Previously, we showed that extracellular matrices (ECMs), produced ex vivo by various types of stromal cells, direct bone marrow mesenchymal stem cells (BM-MSCs) in a tissue-specific manner and recapitulate physiologic changes characteristic of the aging microenvironment. In particular, BM-MSCs obtained from elderly donors and cultured on ECM produced by young BM stromal cells showed improved quantity, quality and osteogenic differentiation. In the present study, we searched for matrix components that are required for a functional BM-MSC niche by comparing ECMs produced by BM stromal cells from “young” (≤25 y/o) versus “elderly” (≥60 y/o) donors. With increasing donor age, ECM fibrillar organization and mechanical integrity deteriorated, along with the ability to promote BM-MSC proliferation and responsiveness to growth factors. Proteomic analyses revealed that the matricellular protein, Cyr61/CCN1, was present in young, but undetectable in elderly, BM-ECM. To assess the role of Cyr61 in the BM-MSC niche, we used genetic methods to down-regulate the incorporation of Cyr61 during production of young ECM and up-regulate its incorporation in elderly ECM. The results showed that Cyr61-depleted young ECM lost the ability to promote BM-MSC proliferation and growth factor responsiveness. However, up-regulating the incorporation of Cyr61 during synthesis of elderly ECM restored its ability to support BM-MSC responsiveness to osteogenic factors such as BMP-2 and IGF-1. We next examined aging bone and compared bone mineral density and Cyr61 content of L4-L5 vertebral bodies in “young” (9–11 m/o) and “elderly” (21–33 m/o) mice. Our analyses showed that low bone mineral density was associated with decreased amounts of Cyr61 in osseous tissue of elderly versus young mice. Our results strongly demonstrate a novel role for ECM-bound Cyr61 in the BM-MSC niche, where it is responsible for retention of BM-MSC proliferation and growth factor responsiveness, while depletion of Cyr61 from the BM niche contributes to an aging-related dysregulation of BM-MSCs. Our results also suggest new potential therapeutic targets for treating age-related bone loss by restoring specific ECM components to the stem cell niche.

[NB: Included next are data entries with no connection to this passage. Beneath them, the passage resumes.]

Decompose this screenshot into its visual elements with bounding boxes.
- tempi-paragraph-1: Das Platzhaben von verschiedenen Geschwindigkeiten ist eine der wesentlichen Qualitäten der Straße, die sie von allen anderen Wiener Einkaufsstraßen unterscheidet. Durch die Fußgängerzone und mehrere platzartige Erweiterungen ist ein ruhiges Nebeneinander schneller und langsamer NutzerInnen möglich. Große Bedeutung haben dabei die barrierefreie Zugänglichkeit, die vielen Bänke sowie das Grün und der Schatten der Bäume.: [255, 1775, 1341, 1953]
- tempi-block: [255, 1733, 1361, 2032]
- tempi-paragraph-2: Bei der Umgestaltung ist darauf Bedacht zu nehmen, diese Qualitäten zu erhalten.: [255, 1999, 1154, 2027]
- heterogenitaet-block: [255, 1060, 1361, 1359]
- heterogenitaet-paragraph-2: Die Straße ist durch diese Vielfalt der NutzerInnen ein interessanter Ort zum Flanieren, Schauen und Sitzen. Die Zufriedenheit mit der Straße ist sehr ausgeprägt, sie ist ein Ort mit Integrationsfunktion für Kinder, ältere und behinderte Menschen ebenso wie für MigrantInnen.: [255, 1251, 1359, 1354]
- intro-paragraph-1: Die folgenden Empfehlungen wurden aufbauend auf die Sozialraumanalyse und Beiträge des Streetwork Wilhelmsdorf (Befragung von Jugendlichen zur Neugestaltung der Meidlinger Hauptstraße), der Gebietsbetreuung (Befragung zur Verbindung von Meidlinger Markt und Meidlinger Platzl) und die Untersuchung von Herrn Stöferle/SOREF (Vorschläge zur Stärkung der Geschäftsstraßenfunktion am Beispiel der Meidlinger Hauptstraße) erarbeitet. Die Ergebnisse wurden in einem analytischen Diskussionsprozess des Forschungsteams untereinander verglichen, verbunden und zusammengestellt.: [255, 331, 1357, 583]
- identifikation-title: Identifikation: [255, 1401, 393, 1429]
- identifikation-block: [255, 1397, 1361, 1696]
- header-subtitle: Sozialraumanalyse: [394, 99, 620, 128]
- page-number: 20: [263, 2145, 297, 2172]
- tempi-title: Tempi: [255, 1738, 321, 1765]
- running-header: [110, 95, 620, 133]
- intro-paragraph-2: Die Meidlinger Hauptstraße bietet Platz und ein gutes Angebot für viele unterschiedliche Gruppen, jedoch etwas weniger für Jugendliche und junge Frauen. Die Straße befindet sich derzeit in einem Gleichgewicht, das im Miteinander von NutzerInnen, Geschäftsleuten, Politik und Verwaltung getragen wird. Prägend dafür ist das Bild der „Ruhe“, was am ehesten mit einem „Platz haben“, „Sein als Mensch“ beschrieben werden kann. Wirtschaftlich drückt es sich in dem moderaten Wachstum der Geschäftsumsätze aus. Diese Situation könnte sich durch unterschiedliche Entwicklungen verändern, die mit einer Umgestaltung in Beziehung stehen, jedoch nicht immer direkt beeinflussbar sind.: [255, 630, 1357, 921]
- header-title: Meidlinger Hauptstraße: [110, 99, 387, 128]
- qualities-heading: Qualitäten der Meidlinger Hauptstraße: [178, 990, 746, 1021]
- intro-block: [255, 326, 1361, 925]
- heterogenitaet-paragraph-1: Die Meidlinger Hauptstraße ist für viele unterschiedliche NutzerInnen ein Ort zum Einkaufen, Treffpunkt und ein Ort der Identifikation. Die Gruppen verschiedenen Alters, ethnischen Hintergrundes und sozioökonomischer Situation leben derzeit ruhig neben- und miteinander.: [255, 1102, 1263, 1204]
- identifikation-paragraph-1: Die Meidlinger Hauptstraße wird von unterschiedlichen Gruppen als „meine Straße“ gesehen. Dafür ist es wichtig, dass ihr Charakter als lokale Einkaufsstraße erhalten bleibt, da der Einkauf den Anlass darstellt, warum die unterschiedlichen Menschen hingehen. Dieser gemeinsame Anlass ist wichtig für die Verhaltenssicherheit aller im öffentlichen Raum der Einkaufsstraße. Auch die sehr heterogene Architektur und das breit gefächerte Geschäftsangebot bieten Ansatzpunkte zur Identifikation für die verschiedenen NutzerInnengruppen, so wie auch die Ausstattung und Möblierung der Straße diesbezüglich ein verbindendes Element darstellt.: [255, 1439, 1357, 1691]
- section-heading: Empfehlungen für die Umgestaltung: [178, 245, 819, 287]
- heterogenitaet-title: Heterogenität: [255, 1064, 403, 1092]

此前，我们表明，由各种类型的基质细胞离体产生的细胞外基质（ECM）以组织特异性方式引导骨髓间充质干细胞（BM-MSC），并重现衰老微环境的生理变化特征。特别是，从老年供体获得的 BM-MSCs 在年轻 BM 基质细胞产生的 ECM 上培养，显示出数量、质量和成骨分化的改善。在本研究中，我们通过比较“年轻”（≤25岁）与“老年”（≥60岁）的BM基质细胞产生的ECM，寻找功能性BM-MSC生态位所需的基质成分。捐助者。随着供体年龄的增加，ECM 纤维组织和机械完整性以及促进 BM-MSC 增殖的能力和对生长因子的反应性均恶化。蛋白质组学分析表明，基质细胞蛋白 Cyr61/CCN1 存在于年轻人中，但在老年人 BM-ECM 中检测不到。为了评估 Cyr61 在 BM-MSC 生态位中的作用，我们使用遗传方法下调年轻 ECM 产生过程中 Cyr61 的掺入，并上调其在老年 ECM 中的掺入。结果表明，Cyr61耗尽的年轻ECM失去了促进BM-MSC增殖和生长因子反应的能力。然而，在老年 ECM 合成过程中上调 Cyr61 的掺入恢复了其支持 BM-MSC 对成骨因子（如 BMP-2 和 IGF-1）反应的能力。接下来，我们检查了老化的骨骼，并比较了“年轻”（9-11 m/o）和“老年”（21-33 m/o）小鼠的骨矿物质密度和 L4-L5 椎体的 Cyr61 含量。 我们的分析表明，与年轻小鼠相比，低骨密度与老年小鼠骨组织中 Cyr61 含量的减少有关。我们的结果有力地证明了 ECM 结合的 Cyr61 在 BM-MSC 生态位中的新作用，它负责保留 BM-MSC 增殖和生长因子反应性，而 BM 生态位中 Cyr61 的耗尽会导致与衰老相关的失调BM-MSC。我们的研究结果还提出了通过将特定 ECM 成分恢复到干细胞生态位来治疗与年龄相关的骨质流失的新潜在治疗靶点。